Mucho antes, en mayo de 2016, una representante del partido llegó a irrumpir en un acto de Puigdemont para entregarle unas esposas en 2016. El fin último de toda la estrategia en la calle y en los juzgados, según ha repetido su líder, Santiago Abascal, es ilegalizar a lo que él llama “organizaciones criminales”, partidos como Esquerra, Convergencia de Catalunya o la CUP.

Así lo dejó patente en el acto que fue su mayor éxito de convocatoria, la manifestación del pasado 7 de octubre en la madrileña plaza de Colón, menos de una semana después de que se celebrase el referéndum. Aquella mañana de sábado, la cara más visible de Vox proclamó, “junto a la estatua del héroe Blas de Lezo” y ante decenas de miles de personas -los cálculos como siempre oscilaron, entre los 10.000 y los 250.000 participantes- que Vox no dejaría solo al Rey de España Felipe VI que el martes anterior se había dirigido al país en un mensaje televisado.

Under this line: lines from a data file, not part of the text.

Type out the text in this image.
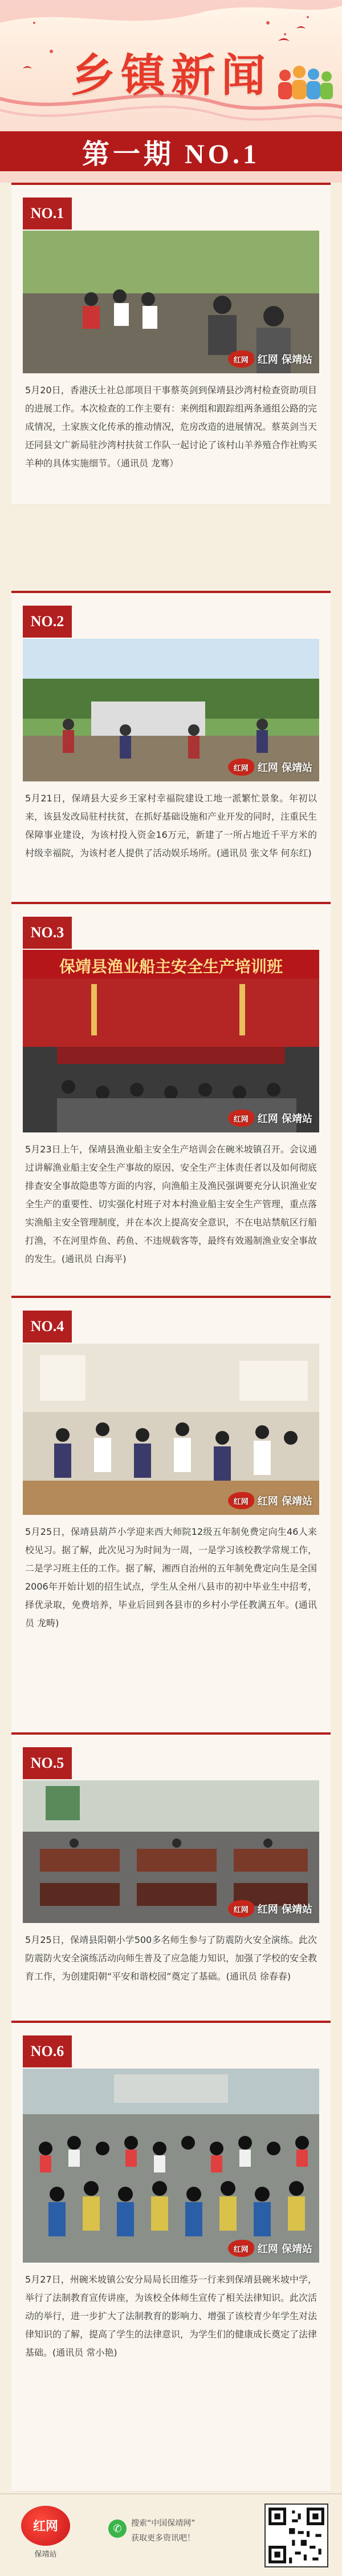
乡镇新闻
第一期 NO.1
NO.1
红网 红网 保靖站
5月20日，香港沃土社总部项目干事蔡英剑到保靖县沙湾村检查资助项目的进展工作。本次检查的工作主要有：来例组和跟踪组两条通组公路的完成情况，土家族文化传承的推动情况，危房改造的进展情况。蔡英剑当天还同县文广新局驻沙湾村扶贫工作队一起讨论了该村山羊养殖合作社购买羊种的具体实施细节。（通讯员 龙骞）
NO.2
红网 红网 保靖站
5月21日，保靖县大妥乡王家村幸福院建设工地一派繁忙景象。年初以来，该县发改局驻村扶贫，在抓好基础设施和产业开发的同时，注重民生保障事业建设，为该村投入资金16万元，新建了一所占地近千平方米的村级幸福院，为该村老人提供了活动娱乐场所。(通讯员 张文华 何东红)
NO.3
保靖县渔业船主安全生产培训班
红网 红网 保靖站
5月23日上午，保靖县渔业船主安全生产培训会在碗米坡镇召开。会议通过讲解渔业船主安全生产事故的原因、安全生产主体责任者以及如何彻底排查安全事故隐患等方面的内容，向渔船主及渔民强调要充分认识渔业安全生产的重要性、切实强化村班子对本村渔业船主安全生产管理，重点落实渔船主安全管理制度，并在本次上提高安全意识，不在电站禁航区行船打渔，不在河里炸鱼、药鱼、不违规载客等，最终有效遏制渔业安全事故的发生。(通讯员 白海平)
NO.4
红网 红网 保靖站
5月25日，保靖县葫芦小学迎来西大师院12级五年制免费定向生46人来校见习。据了解，此次见习为时间为一周，一是学习该校教学常规工作，二是学习班主任的工作。据了解，湘西自治州的五年制免费定向生是全国2006年开始计划的招生试点，学生从全州八县市的初中毕业生中招考，择优录取，免费培养，毕业后回到各县市的乡村小学任教满五年。(通讯员 龙畴)
NO.5
红网 红网 保靖站
5月25日，保靖县阳朝小学500多名师生参与了防震防火安全演练。此次防震防火安全演练活动向师生普及了应急能力知识，加强了学校的安全教育工作，为创建阳朝“平安和谐校园”奠定了基础。(通讯员 徐春春)
NO.6
红网 红网 保靖站
5月27日，州碗米坡镇公安分局局长田维芬一行来到保靖县碗米坡中学，举行了法制教育宣传讲座，为该校全体师生宣传了相关法律知识。此次活动的举行，进一步扩大了法制教育的影响力、增强了该校青少年学生对法律知识的了解，提高了学生的法律意识，为学生们的健康成长奠定了法律基础。(通讯员 常小艳)
红网
保靖站
✆	搜索“中国保靖网”
获取更多资讯吧！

“Hemos visto humillados, acosados, vendidos hundidos, a los hombres y mujeres más leales a España, a los guardias civiles y policías nacionales. Hemos contemplado perplejos cómo la sedición contaba con un cuerpo armado de policía política que ha tendido auténticas emboscadas a los cuerpos y fuerzas de seguridad del Estado. Por desgracia seguimos viendo en libertad a los criminales separatistas que han cometido estos delitos y en libertad siguen anunciando que cometerán otros más graves rompiendo la unidad de nuestra patria común. Españoles, hasta el mismísimo Rey se hubiera quedado abandonado en su discurso si no fuera por vosotros”, clamó el líder del partido.

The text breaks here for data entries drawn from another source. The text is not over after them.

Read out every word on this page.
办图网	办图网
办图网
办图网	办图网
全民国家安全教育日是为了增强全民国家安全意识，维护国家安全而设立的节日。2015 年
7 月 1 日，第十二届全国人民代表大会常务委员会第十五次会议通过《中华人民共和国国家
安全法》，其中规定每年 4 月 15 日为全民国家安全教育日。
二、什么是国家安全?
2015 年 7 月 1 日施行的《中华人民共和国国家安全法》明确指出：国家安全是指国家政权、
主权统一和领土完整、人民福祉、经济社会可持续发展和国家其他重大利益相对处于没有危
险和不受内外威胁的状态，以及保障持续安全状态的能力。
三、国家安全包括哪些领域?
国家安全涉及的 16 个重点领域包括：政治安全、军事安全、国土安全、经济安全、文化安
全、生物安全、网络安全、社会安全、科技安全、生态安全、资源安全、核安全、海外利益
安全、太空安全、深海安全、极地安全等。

El 0,2% de los votos en las generales de 2016

Abascal, que copió el lema de campaña del actual presidente de los Estados Unidos, “hacer a España grande otra vez” y que presume en las entrevistas “de tener contactos con el entorno de Trump”, obtuvo en las últimas generales celebradas en junio de 2016 46.781 votos, el 0,2% del total.

Pese a que la dirección del partido se esfuerza en airear una supuesta multiplicación de sus militantes en las últimas semanas a raíz de la declaración unilateral de independencia y de todo lo que vino detrás, la realidad es que según las encuestas, el partido que capitaliza la crisis catalana es Ciudadanos y su líder, Albert Rivera.

De todas las encuestas publicadas, solo una encargada por El Español, el diario digital que dirige Pedro J. Ramírez, pronostica que Vox entraría con un diputado en el Congreso si se celebrasen ahora unas elecciones generales. Pero por si acaso, el partido seguirá agitando los juzgados. Con esas dos premisas que invoca el abogado Ortega, lugarteniente de Abascal: “Que haya base legal y que el asunto tenga relación con los intereses generales que nosotros defendemos: la unidad de España, la Constitución, la dignididad de los españoles, la defensa de las víctimas del terrorismo”. Si es así, el batallón de abogados de Vox estará listo para actuar.